A metal cover having a Ni film formed on the base body with Fe as the main component was joined to at least a container body holding a piezoelectric piece by resistance welding, and characters were formed on the metal cover from a dotted line with a laser hole as a dot. In the piezoelectric device, the dotted line has a plurality of points not only in the stroke direction of the character but also in the width direction with respect to the stroke direction to increase the line width, and the hole is formed within the thickness of the Ni film.

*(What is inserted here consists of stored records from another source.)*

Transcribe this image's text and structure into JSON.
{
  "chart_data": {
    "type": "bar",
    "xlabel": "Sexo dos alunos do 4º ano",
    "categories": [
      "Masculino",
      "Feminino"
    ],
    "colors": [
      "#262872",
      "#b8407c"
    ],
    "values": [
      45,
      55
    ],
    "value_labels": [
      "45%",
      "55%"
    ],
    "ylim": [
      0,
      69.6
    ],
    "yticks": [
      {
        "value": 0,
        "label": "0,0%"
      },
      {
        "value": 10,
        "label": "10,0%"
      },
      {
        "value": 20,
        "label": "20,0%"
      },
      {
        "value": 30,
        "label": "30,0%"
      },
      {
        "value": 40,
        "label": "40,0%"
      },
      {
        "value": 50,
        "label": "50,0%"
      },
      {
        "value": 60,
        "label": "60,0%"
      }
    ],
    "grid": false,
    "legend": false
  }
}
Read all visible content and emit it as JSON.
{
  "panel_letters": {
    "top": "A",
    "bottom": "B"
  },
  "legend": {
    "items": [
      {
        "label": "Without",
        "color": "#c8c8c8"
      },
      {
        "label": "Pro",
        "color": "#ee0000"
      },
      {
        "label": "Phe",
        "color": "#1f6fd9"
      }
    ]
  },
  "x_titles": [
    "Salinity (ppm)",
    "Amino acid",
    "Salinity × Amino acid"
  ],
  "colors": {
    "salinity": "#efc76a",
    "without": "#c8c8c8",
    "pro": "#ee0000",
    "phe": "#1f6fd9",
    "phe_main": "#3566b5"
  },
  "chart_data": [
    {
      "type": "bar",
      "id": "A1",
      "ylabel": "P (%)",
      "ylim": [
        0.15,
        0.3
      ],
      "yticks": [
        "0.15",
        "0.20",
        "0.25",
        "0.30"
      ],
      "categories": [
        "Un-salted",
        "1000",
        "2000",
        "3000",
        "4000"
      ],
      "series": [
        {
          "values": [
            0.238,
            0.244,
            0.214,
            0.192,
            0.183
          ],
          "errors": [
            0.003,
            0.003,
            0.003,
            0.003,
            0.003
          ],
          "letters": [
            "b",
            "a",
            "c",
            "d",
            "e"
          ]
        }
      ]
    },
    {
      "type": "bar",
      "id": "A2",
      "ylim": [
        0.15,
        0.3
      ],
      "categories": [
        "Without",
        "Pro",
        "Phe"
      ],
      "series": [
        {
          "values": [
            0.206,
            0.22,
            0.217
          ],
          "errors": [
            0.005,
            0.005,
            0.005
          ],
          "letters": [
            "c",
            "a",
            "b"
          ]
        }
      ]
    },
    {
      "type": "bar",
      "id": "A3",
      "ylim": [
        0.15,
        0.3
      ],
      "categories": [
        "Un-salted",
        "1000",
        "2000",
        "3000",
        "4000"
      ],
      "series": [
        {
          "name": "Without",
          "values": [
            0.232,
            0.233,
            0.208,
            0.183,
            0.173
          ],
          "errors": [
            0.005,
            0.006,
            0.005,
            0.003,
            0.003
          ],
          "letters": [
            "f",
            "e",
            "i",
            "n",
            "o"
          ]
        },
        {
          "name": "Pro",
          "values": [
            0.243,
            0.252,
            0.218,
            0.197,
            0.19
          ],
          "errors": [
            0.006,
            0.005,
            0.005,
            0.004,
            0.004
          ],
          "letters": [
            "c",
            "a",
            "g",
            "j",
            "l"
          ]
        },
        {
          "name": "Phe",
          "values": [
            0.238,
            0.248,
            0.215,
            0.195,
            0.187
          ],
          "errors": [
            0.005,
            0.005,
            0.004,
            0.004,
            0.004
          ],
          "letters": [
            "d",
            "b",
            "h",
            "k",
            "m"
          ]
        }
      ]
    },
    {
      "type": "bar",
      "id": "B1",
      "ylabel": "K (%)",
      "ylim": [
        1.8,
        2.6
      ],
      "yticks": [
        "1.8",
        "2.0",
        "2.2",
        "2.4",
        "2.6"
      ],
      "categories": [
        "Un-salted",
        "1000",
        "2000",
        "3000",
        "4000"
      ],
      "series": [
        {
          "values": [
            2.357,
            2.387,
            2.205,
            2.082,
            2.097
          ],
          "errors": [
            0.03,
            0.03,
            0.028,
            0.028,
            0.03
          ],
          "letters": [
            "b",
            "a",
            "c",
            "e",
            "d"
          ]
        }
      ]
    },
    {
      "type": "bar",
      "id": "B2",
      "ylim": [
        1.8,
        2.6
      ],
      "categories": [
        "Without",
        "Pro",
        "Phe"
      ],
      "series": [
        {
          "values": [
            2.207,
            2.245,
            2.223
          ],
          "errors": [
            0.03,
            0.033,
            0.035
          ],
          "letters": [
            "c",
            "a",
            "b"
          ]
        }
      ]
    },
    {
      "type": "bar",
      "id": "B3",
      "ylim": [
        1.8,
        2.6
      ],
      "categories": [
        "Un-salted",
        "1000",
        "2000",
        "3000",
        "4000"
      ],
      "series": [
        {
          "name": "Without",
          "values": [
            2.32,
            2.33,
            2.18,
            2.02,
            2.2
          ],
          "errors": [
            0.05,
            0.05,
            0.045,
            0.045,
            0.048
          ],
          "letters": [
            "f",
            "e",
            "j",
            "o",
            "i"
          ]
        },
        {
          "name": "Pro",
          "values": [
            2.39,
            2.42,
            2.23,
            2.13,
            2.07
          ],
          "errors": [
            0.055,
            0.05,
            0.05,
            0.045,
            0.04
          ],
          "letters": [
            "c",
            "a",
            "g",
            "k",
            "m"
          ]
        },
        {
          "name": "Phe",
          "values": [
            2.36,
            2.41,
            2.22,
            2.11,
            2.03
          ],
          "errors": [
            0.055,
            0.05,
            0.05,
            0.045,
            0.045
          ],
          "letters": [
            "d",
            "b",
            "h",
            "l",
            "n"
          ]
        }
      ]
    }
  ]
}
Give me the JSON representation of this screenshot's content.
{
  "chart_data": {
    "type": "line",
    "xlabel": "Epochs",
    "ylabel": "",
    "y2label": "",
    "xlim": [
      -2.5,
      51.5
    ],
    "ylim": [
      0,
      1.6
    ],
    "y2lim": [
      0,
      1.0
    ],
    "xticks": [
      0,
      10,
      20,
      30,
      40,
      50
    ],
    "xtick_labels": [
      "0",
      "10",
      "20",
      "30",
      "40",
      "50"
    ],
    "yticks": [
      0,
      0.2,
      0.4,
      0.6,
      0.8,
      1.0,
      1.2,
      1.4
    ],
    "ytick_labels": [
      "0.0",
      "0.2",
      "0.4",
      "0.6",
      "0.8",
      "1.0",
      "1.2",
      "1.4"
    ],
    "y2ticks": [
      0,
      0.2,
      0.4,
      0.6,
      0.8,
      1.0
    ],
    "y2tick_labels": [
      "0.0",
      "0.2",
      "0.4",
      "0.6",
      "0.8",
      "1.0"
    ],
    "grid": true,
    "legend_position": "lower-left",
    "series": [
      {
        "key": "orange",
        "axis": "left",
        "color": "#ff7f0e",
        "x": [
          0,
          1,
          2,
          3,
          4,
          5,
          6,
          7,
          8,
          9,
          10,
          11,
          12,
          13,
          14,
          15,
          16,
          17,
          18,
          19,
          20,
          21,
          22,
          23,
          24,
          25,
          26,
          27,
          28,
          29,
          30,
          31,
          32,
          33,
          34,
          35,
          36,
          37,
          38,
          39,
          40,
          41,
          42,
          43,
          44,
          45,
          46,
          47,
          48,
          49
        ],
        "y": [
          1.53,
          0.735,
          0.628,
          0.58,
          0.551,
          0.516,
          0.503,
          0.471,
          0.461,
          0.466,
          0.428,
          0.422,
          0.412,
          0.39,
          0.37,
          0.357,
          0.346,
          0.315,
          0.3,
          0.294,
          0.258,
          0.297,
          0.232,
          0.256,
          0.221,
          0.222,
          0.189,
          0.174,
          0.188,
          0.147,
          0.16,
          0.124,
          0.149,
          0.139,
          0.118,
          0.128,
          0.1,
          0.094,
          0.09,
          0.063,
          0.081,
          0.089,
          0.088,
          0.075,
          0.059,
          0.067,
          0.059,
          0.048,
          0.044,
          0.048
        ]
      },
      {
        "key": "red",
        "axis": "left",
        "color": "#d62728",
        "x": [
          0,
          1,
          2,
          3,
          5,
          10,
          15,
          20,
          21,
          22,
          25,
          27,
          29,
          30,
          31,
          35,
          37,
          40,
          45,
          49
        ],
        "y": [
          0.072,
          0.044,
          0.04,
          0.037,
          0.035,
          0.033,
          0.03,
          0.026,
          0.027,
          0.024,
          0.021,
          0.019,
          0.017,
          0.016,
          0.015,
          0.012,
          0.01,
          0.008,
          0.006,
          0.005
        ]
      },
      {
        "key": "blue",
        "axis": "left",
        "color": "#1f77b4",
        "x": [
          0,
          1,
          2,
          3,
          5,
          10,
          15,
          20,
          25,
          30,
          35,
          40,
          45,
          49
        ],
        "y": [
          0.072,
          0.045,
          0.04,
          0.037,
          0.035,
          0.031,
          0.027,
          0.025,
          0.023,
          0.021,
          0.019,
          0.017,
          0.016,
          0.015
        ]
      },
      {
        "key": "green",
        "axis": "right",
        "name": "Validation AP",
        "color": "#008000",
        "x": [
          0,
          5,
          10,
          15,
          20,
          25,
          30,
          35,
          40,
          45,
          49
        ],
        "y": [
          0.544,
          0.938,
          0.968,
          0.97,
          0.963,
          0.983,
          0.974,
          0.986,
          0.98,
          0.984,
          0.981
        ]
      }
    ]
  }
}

A piezoelectric device characterized by that.   2. The piezoelectric device according to claim 1, wherein the Ni film has a thickness of 5 μm and the hole has a depth of 3 μm.   The piezoelectric device according to claim 1, wherein the hole has a diameter of 30 μm.   The metal cover has a concave shape having a flange, the container body has a pair of hermetic terminals electrically connected to the piezoelectric piece and a metal base having a flange on the outer periphery, and the flange of the metal cover and the metal base has a resistance. The piezoelectric device according to any one of claims 1 to 3, wherein the piezoelectric device is joined by welding.